Rating: Summary: I want my two hours back. Review: When I sit down to watch a movie, I generally find something about it to enjoy - its humor, its characters, its action, its drama. But there were only two high points to this movie - the cinematography and the end. Not the way it ended, but the fact that it did. I found the plot depressing, the characters shallow, and the pacing painfully slow. We spend so much of the movie waiting for a change, for an improvement in poor Frank's condition - but we don't get it. Even his successes are disappointng - to him and thus to us. It just wasn't worth the time or the dime. I have a lot of respect for the actors and the director, but for their other works, not this one.

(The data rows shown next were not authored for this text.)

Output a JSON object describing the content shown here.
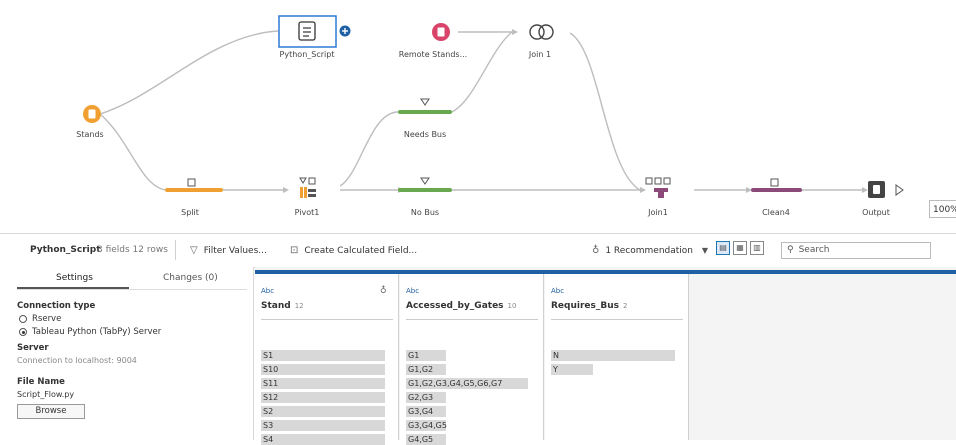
{
  "flow": {
    "nodes": {
      "stands": "Stands",
      "python_script": "Python_Script",
      "remote_stands": "Remote Stands...",
      "join1_top": "Join 1",
      "needs_bus": "Needs Bus",
      "split": "Split",
      "pivot1": "Pivot1",
      "no_bus": "No Bus",
      "join1": "Join1",
      "clean4": "Clean4",
      "output": "Output"
    },
    "zoom": "100%"
  },
  "toolbar": {
    "step_name": "Python_Script",
    "step_meta": "3 fields  12 rows",
    "filter_values": "Filter Values...",
    "create_calc": "Create Calculated Field...",
    "recommendation": "1 Recommendation",
    "search_placeholder": "Search"
  },
  "settings": {
    "tab_settings": "Settings",
    "tab_changes": "Changes (0)",
    "connection_type_title": "Connection type",
    "option_rserve": "Rserve",
    "option_tabpy": "Tableau Python (TabPy) Server",
    "server_title": "Server",
    "server_value": "Connection to localhost: 9004",
    "file_name_title": "File Name",
    "file_name_value": "Script_Flow.py",
    "browse": "Browse"
  },
  "columns": [
    {
      "type": "Abc",
      "name": "Stand",
      "count": "12",
      "values": [
        "S1",
        "S10",
        "S11",
        "S12",
        "S2",
        "S3",
        "S4"
      ]
    },
    {
      "type": "Abc",
      "name": "Accessed_by_Gates",
      "count": "10",
      "values": [
        "G1",
        "G1,G2",
        "G1,G2,G3,G4,G5,G6,G7",
        "G2,G3",
        "G3,G4",
        "G3,G4,G5",
        "G4,G5"
      ]
    },
    {
      "type": "Abc",
      "name": "Requires_Bus",
      "count": "2",
      "values": [
        "N",
        "Y"
      ]
    }
  ],
  "colors": {
    "accent": "#1f5fa3",
    "orange": "#f0a030",
    "green": "#6aa84f",
    "pink": "#d9456a",
    "purple": "#8c4a7a",
    "output": "#444444"
  }
}
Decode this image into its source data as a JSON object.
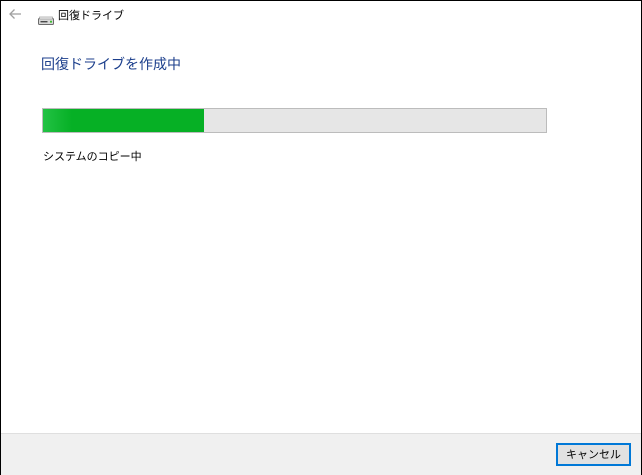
{
  "window": {
    "title": "回復ドライブ"
  },
  "main": {
    "heading": "回復ドライブを作成中",
    "progress": {
      "fraction": 0.32,
      "status_text": "システムのコピー中"
    }
  },
  "footer": {
    "cancel_label": "キャンセル"
  },
  "icons": {
    "back": "back-arrow-icon",
    "drive": "drive-icon"
  },
  "colors": {
    "heading": "#1c3f8c",
    "progress_fill": "#06b025",
    "progress_track": "#e6e6e6",
    "button_border": "#0078d7",
    "footer_bg": "#f0f0f0"
  }
}
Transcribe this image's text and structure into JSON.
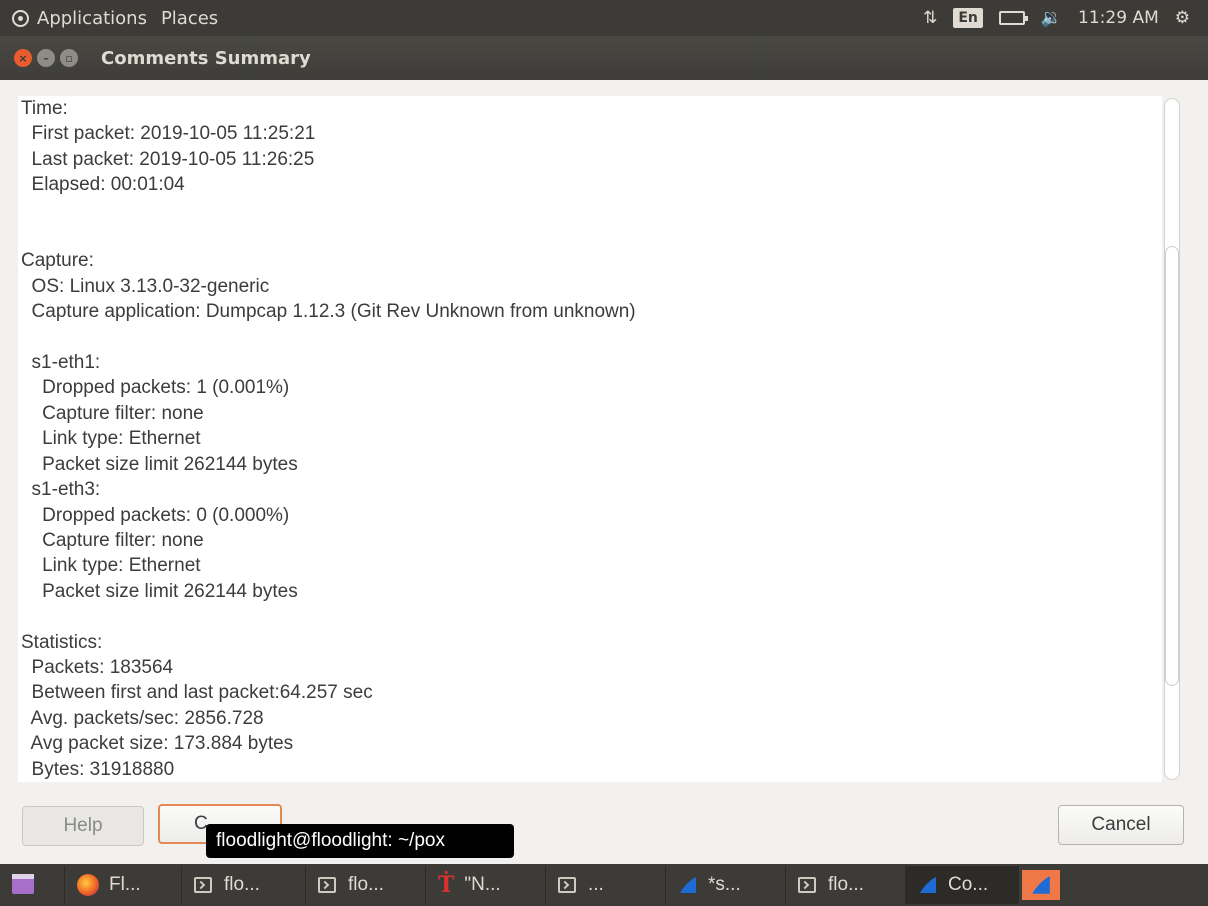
{
  "top_panel": {
    "menus": [
      "Applications",
      "Places"
    ],
    "keyboard_layout": "En",
    "clock": "11:29 AM",
    "icons": [
      "network-icon",
      "battery-icon",
      "volume-icon",
      "settings-gear-icon"
    ]
  },
  "window": {
    "title": "Comments Summary"
  },
  "summary_text": "Time:\n  First packet: 2019-10-05 11:25:21\n  Last packet: 2019-10-05 11:26:25\n  Elapsed: 00:01:04\n\n\nCapture:\n  OS: Linux 3.13.0-32-generic\n  Capture application: Dumpcap 1.12.3 (Git Rev Unknown from unknown)\n\n  s1-eth1:\n    Dropped packets: 1 (0.001%)\n    Capture filter: none\n    Link type: Ethernet\n    Packet size limit 262144 bytes\n  s1-eth3:\n    Dropped packets: 0 (0.000%)\n    Capture filter: none\n    Link type: Ethernet\n    Packet size limit 262144 bytes\n\nStatistics:\n  Packets: 183564\n  Between first and last packet:64.257 sec\n  Avg. packets/sec: 2856.728\n  Avg packet size: 173.884 bytes\n  Bytes: 31918880",
  "buttons": {
    "help": "Help",
    "close": "C",
    "cancel": "Cancel"
  },
  "tooltip": "floodlight@floodlight: ~/pox",
  "taskbar": {
    "items": [
      {
        "label": "Fl...",
        "icon": "firefox-icon"
      },
      {
        "label": "flo...",
        "icon": "terminal-icon"
      },
      {
        "label": "flo...",
        "icon": "terminal-icon"
      },
      {
        "label": "\"N...",
        "icon": "tk-app-icon"
      },
      {
        "label": "...",
        "icon": "terminal-icon"
      },
      {
        "label": "*s...",
        "icon": "wireshark-icon"
      },
      {
        "label": "flo...",
        "icon": "terminal-icon"
      },
      {
        "label": "Co...",
        "icon": "wireshark-icon"
      }
    ]
  },
  "colors": {
    "panel_bg": "#3c3b37",
    "close_accent": "#e95c2f",
    "focus_orange": "#e58856",
    "wireshark_blue": "#1f6bd6"
  }
}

Rating: Summary: Great characters, great acting, but no plot! Review: The trailers for this movie made it one of my "must see" films of the year. So, as it came out on video, naturally I rented it. What I found was amazing while still managin to disappoint somewhat. Nicholas Cage plays one of his most complex and diverse characters to date, and the supporting cast (particularly the other EMS drivers) deliver in a way that few ensembles have been able to in recent years. The only problem with this movie, is that it is about absolutely nothing. There's no real plot to follow along with, and if the vague attempt at a storyline is supposed to pass off as one it fails miserably. If the script had been better written this would be one of the top movies of all time for it's respective genre, but instead we are left with great characters and great acting wandering aimlessly through the streets.